| In Short: | One long-standing cliffhanger resolved; another one presented. Pretty much par for the awesome, if frustrating, course in Liaden land. |
| Recommended: | Yes! |
|
Time passed. The Captain did not come. |
You ever get that feeling, when you’re in the company of new acquaintances who have themselves known each other a long time, like you’re missing out on a good portion of their conversation? Like, you’re hearing the words, you know their individual meanings, but your frame of reference is wrong. I don’t mean that awkwardness of when you’re overhearing a conversation being carried on in a different language and you suspect that at least some of it might be about you. (If you’re suitably paranoid, that is.) It’s more that feeling where the common language you use is given shades and levels of meaning to which you are not at all privy; where simile, metaphor and even syntax are so peculiar to this one group of people that you can’t help but feel a little like an outsider--mainly because you are, be you ever so welcome.
Well, that is exactly how newcomers to the Liaden Universe® would, I think, be bound to feel if they should commence their voyage with Ghost Ship.
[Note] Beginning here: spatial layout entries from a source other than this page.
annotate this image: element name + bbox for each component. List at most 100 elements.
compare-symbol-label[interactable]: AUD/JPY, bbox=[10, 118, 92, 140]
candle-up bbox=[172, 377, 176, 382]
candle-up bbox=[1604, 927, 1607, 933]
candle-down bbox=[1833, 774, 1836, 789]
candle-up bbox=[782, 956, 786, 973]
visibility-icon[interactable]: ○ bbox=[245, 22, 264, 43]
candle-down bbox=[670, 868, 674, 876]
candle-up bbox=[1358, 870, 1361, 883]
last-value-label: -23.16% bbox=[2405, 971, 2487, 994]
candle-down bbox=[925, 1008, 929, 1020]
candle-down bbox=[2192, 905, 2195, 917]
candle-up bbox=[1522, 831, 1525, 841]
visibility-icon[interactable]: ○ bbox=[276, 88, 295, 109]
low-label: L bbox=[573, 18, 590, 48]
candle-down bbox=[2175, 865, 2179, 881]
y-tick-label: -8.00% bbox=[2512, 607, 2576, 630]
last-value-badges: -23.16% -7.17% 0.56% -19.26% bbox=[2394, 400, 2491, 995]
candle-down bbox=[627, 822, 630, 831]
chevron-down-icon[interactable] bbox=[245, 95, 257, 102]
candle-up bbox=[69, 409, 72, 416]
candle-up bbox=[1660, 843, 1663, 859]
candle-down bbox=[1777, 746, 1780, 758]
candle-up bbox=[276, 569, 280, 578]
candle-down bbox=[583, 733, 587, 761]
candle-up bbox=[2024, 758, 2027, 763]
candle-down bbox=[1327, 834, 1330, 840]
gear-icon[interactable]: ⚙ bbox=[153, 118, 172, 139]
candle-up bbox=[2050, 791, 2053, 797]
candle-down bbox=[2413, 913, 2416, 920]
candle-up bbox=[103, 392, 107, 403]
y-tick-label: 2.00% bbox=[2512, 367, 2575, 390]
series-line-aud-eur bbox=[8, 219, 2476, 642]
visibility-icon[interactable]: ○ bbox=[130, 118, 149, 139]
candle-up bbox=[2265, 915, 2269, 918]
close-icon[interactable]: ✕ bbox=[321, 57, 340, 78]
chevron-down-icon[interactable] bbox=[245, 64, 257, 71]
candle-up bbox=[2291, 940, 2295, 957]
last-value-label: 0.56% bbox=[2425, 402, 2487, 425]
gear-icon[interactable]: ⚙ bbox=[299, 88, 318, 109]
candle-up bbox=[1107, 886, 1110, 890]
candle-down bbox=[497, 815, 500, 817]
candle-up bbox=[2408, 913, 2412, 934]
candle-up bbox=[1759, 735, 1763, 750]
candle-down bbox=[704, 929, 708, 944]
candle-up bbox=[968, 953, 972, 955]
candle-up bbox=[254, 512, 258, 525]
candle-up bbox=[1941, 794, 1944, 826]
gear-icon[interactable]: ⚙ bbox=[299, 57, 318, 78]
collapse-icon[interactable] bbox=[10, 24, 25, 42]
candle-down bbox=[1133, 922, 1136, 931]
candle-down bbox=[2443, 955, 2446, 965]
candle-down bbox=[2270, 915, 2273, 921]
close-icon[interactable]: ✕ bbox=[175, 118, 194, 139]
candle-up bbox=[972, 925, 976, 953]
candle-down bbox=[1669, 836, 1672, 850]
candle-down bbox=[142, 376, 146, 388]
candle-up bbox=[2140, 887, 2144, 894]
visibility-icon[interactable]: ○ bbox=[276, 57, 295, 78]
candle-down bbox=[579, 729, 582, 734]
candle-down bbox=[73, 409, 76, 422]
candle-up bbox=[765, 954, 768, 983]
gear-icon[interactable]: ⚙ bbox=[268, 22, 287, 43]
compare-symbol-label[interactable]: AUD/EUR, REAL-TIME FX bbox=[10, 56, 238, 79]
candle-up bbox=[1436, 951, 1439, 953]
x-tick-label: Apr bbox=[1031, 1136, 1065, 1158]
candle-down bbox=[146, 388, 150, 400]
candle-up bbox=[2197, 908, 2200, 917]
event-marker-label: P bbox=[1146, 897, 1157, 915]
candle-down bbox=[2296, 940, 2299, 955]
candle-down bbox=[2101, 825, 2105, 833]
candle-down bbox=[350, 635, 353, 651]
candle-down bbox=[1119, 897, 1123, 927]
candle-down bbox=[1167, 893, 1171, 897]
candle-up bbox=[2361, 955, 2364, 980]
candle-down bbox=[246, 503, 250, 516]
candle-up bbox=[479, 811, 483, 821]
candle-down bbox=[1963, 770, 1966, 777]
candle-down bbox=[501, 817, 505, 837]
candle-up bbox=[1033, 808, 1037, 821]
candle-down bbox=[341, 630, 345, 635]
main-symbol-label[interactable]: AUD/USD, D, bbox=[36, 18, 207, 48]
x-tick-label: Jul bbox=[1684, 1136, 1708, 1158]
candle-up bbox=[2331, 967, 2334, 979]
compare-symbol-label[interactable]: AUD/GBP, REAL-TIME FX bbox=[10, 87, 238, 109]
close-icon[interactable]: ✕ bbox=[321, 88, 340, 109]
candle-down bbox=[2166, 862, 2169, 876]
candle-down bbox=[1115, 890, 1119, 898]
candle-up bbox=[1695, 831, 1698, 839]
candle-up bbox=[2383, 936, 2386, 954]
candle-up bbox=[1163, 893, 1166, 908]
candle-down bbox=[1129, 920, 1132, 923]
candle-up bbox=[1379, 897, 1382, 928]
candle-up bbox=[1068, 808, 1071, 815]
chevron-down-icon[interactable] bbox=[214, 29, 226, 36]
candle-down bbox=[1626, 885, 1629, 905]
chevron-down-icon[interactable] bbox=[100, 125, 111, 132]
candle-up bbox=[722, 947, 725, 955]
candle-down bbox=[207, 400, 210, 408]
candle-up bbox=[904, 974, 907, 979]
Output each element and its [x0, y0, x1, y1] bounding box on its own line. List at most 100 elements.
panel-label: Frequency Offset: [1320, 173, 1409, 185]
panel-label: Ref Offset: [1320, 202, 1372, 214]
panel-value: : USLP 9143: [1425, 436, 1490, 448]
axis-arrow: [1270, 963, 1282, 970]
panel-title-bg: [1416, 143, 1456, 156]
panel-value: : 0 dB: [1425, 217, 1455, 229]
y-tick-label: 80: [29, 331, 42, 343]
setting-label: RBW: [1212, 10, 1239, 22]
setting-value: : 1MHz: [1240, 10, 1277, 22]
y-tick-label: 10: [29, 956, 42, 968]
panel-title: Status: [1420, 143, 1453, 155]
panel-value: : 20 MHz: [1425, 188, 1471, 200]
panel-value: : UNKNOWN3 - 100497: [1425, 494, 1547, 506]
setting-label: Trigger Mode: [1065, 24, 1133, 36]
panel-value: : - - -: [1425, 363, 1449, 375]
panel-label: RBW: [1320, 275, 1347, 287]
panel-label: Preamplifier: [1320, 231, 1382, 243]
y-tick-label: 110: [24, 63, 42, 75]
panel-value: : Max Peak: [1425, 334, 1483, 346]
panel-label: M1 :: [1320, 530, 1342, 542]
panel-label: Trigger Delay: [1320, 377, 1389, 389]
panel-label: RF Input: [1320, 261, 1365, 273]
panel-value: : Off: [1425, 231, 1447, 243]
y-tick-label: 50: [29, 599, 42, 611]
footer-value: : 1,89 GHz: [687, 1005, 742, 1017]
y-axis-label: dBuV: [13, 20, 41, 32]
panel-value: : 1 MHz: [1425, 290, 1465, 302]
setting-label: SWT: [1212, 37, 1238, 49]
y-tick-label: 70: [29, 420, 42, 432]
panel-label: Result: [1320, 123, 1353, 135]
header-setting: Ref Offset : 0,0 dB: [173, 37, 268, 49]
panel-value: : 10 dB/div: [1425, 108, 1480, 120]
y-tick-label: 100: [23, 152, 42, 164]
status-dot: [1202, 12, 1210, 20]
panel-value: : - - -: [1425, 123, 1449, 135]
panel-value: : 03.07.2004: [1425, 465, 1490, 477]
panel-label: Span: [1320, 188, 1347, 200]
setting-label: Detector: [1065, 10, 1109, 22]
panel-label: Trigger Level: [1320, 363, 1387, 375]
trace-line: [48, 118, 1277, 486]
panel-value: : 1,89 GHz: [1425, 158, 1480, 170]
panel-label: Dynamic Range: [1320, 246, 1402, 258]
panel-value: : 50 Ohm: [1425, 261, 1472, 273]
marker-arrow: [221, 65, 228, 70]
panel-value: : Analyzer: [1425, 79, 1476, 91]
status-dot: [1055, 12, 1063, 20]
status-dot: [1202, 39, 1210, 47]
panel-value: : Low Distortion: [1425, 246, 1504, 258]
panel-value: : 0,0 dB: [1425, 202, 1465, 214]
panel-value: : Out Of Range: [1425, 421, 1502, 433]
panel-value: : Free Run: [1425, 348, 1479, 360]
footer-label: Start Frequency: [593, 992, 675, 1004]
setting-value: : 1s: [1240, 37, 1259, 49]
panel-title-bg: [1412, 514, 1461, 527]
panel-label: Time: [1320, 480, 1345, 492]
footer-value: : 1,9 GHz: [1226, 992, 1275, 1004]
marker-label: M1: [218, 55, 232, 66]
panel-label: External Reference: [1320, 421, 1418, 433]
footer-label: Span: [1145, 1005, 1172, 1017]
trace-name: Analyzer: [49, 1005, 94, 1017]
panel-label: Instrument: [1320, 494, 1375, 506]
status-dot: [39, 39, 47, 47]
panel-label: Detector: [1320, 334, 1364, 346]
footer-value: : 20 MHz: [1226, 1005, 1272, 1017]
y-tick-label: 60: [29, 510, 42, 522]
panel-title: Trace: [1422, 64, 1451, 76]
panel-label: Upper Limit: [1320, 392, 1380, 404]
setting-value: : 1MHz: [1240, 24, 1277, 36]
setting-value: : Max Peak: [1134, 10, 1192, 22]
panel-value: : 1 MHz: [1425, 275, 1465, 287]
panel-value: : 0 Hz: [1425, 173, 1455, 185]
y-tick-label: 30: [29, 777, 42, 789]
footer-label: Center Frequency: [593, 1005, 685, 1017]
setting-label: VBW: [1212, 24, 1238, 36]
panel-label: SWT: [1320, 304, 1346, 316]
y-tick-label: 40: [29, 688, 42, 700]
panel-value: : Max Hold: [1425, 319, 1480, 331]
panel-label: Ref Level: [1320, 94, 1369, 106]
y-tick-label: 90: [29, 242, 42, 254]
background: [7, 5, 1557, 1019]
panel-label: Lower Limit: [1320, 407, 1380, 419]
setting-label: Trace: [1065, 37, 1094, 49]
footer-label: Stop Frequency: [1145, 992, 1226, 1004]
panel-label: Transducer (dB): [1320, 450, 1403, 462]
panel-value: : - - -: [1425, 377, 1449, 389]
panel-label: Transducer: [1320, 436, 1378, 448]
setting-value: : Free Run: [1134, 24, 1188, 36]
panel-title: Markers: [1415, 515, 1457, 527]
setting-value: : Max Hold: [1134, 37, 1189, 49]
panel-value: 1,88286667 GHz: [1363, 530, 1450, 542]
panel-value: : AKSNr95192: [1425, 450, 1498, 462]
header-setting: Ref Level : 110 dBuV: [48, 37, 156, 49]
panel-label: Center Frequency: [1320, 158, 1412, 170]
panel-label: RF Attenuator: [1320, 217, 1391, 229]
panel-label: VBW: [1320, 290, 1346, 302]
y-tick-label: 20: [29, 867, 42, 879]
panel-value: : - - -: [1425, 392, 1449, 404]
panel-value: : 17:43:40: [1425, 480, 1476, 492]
There is so much minutia in here, both implicit and explicit; so much that you need to know in order to get. I am very well acquainted with these people, and more than passingly fluent in their dialect, and even I found myself having to stop reading every now and then and think really hard -- sometimes for several minutes – before I would begin to have a shadow of an inkling of a clue of a vague memory as to exactly what past event was being referenced so offhandedly.
This is no bad thing, of course. Indeed, it is always a pleasure to spend time in a universe the details of which its architects are at least as well versed as its most ardent fan. Lee and Miller have lived here for so long that all things Liad clearly come very naturally to them, and when they bring up a tiny detail or long-past event that most would have forgotten, there is a palpable feeling of realness about it all, as though these are actual lives we are witnessing, albeit somewhat omnisciently, and for all their space-going and vendetta-foiling, the many scions of Clan Korval, with whom we mostly consort, could just as easily be members of our own families, with the same encyclopedic knowledge of every often meaningless happening out of a shared past.
But with better reflexes.
This is, in terms of the universe, a very big book; very much a family reunion. Old favorites return, and are very welcome sights: Val Con and Miri, Shan and Priscilla, Daav and Aelliana, of course, with side trip to Delgado and Kamele. Anthora, Pat Rin and Natesa are on deck, and even starchy Aunt Kareen shows up to make the newly Korval Theo nervous.
Oh, yes. There’s a whole lot of Theo.
Now, there are those -- even among the staff members of this very magazine! – who have perplexingly found the adventures of young Theo Waitley to be of far lesser interest than those of previous Liaden generations. I have personally loved her from her first pratfall in Fledgling, and continued to follow her with interest through Saltation, but I do kind of get it; instead of being a star-spanning and exhilarating romance or a thrill-a-minute espionage-filled adventure, Theo’s story has been very much in the standard Coming of Age mould, and a little bit YA paranormal too (she's just So Very Special) -- and besides, at times she really did seem quite disturbingly obsessed with tea.
But in Ghost Ship, Theo entirely holds her own, and as all the threads of the series-wide multi-faceted and many-splendored vastness are woven together neatly here, she plays a crucial role in what is a new and exciting -- if, naturally, dangerous -- chapter for all of Clan Korval.
If you are a Liaden adherent, but found Theo less than a riveting protagonist in her two previous outings, then I urge you to get back on board with Ghost Ship. And if you are not yet a Liaden adherent… then, good God, random person who is clearly insane and in need of serious guidance, go out, find yourself the seven books in the famed "Agent of Change" sequence (handily released by our friends at Baen in omnibus editions entitled The Dragon Variation, The Agent Gambit and Korval’s Game, plus last year’s Mouse and Dragon), and get with the damn program.